Beh, alla fine dei conti sono piuttosto contenta di aver fatto luce su questa storia, in qualche modo. Poco importa se non potrò raccontare la verità a nessuno, almeno ora so la verità e so di non essere completamente pazza.
Tiro fuori il cellulare dalla tasca dei jeans, osservando l’ora.
«Accidenti, sto facendo tardi! Se non mi sbrigo a rientrare mia madre mi uccide!» esclamo, senza ricordarmi che Nathaniel è ancora a fianco a me.
«Ti accompagno a casa.» mi dice tranquillamente lui, risalendo i due gradini.
«Cosa?! No, non ce n’è bisogno!» tento di dire io, sentendo le guance diventare nuovamente incandescenti, mentre lo seguo.
«Insisto, si sta facendo buio.»
Faccio un sospiro.
«E va bene…»
«Vado a prendere la giacca e la borsa in sala delegati e torno.» mi dice, per poi chiudere a chiave la porta in metallo e allontanarsi con passo svelto.

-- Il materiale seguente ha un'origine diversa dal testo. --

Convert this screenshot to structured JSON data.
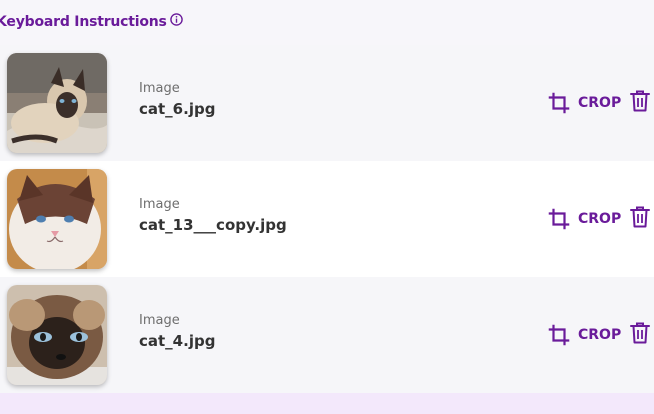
{
  "header": {
    "title": "Keyboard Instructions",
    "info_icon": "info-icon"
  },
  "colors": {
    "accent": "#6a1b9a",
    "row_alt": "#f6f6f9",
    "row_white": "#ffffff",
    "footer_band": "#f3e8fb"
  },
  "files": [
    {
      "type": "Image",
      "name": "cat_6.jpg",
      "crop_label": "CROP",
      "thumbnail": "siamese-cat-on-blanket"
    },
    {
      "type": "Image",
      "name": "cat_13___copy.jpg",
      "crop_label": "CROP",
      "thumbnail": "ragdoll-cat-portrait"
    },
    {
      "type": "Image",
      "name": "cat_4.jpg",
      "crop_label": "CROP",
      "thumbnail": "siamese-cat-closeup"
    }
  ],
  "icons": {
    "crop": "crop-icon",
    "delete": "trash-icon"
  }
}
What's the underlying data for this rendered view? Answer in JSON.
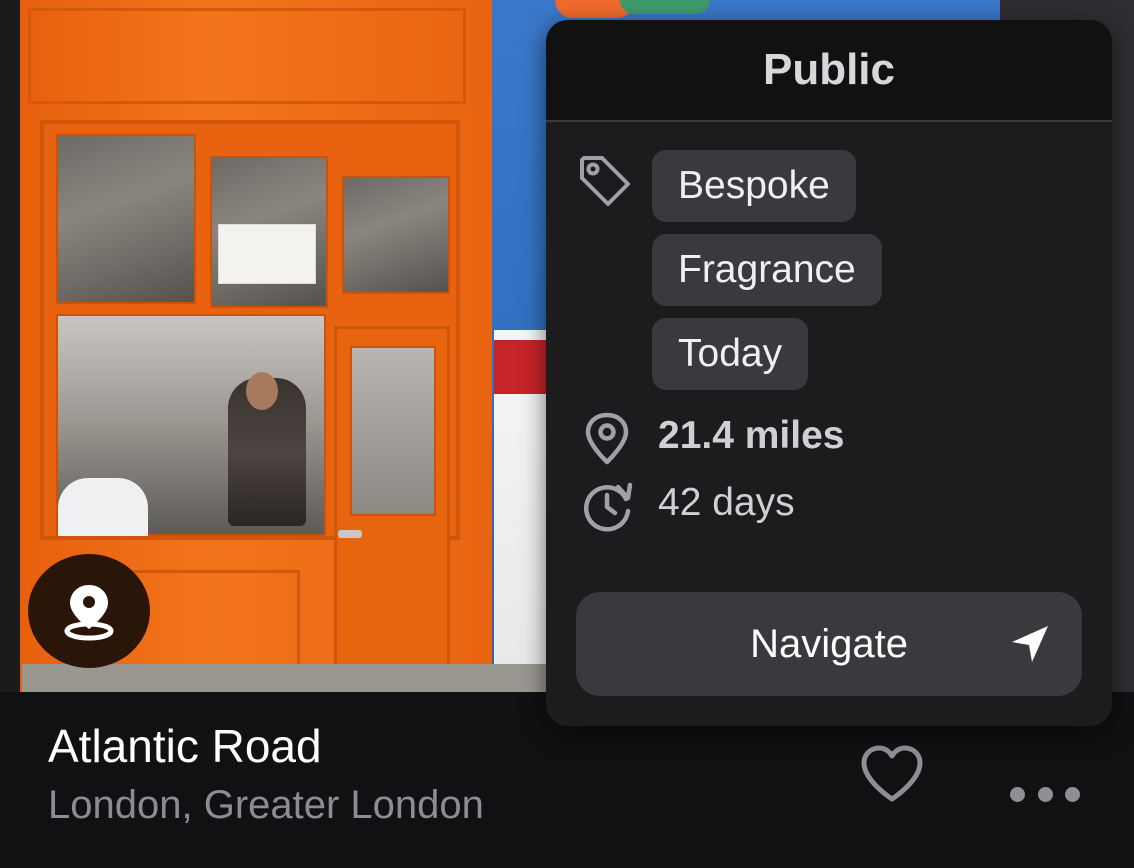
{
  "place": {
    "title": "Atlantic Road",
    "location": "London, Greater London"
  },
  "popover": {
    "title": "Public",
    "tags": [
      "Bespoke",
      "Fragrance",
      "Today"
    ],
    "distance": "21.4 miles",
    "age": "42 days",
    "navigate_label": "Navigate"
  },
  "icons": {
    "pin": "map-pin-icon",
    "tag": "tag-icon",
    "location": "location-icon",
    "history": "clock-history-icon",
    "navigate": "navigation-arrow-icon",
    "favorite": "heart-icon",
    "more": "more-dots-icon"
  },
  "colors": {
    "background": "#111113",
    "popover": "#1c1c1e",
    "chip": "#3a3a3e",
    "pin_button": "#2a1609",
    "storefront": "#f2741a"
  }
}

Io invece con tutta calma comincio a percorrere il corridoio. Poco dopo lui mi raggiunge di nuovo.

 

Per tutto il tragitto fino a casa mia abbiamo chiacchierato, praticamente mano nella mano. Il mio imbarazzo era completamente sparito. Abbiamo discusso di questo nuovo piccolo segreto tra di noi, ridendo del fatto che sarebbe stato divertente se il resto della scuola fosse davvero convinto dell’esistenza di un fantasma nel liceo.
Non so con esattezza cosa significhi per lui il fatto che mi tenga la mano, forse è solo una questione di gentilezza. Sta di fatto che io lo trovo un gesto estremamente dolce, tanto che ora che siamo arrivati a casa, quasi mi dispiace che sia finito questo nostro momento.
Chissà, se ci sarà un’altra occasione per stare così vicina a lui in questo modo.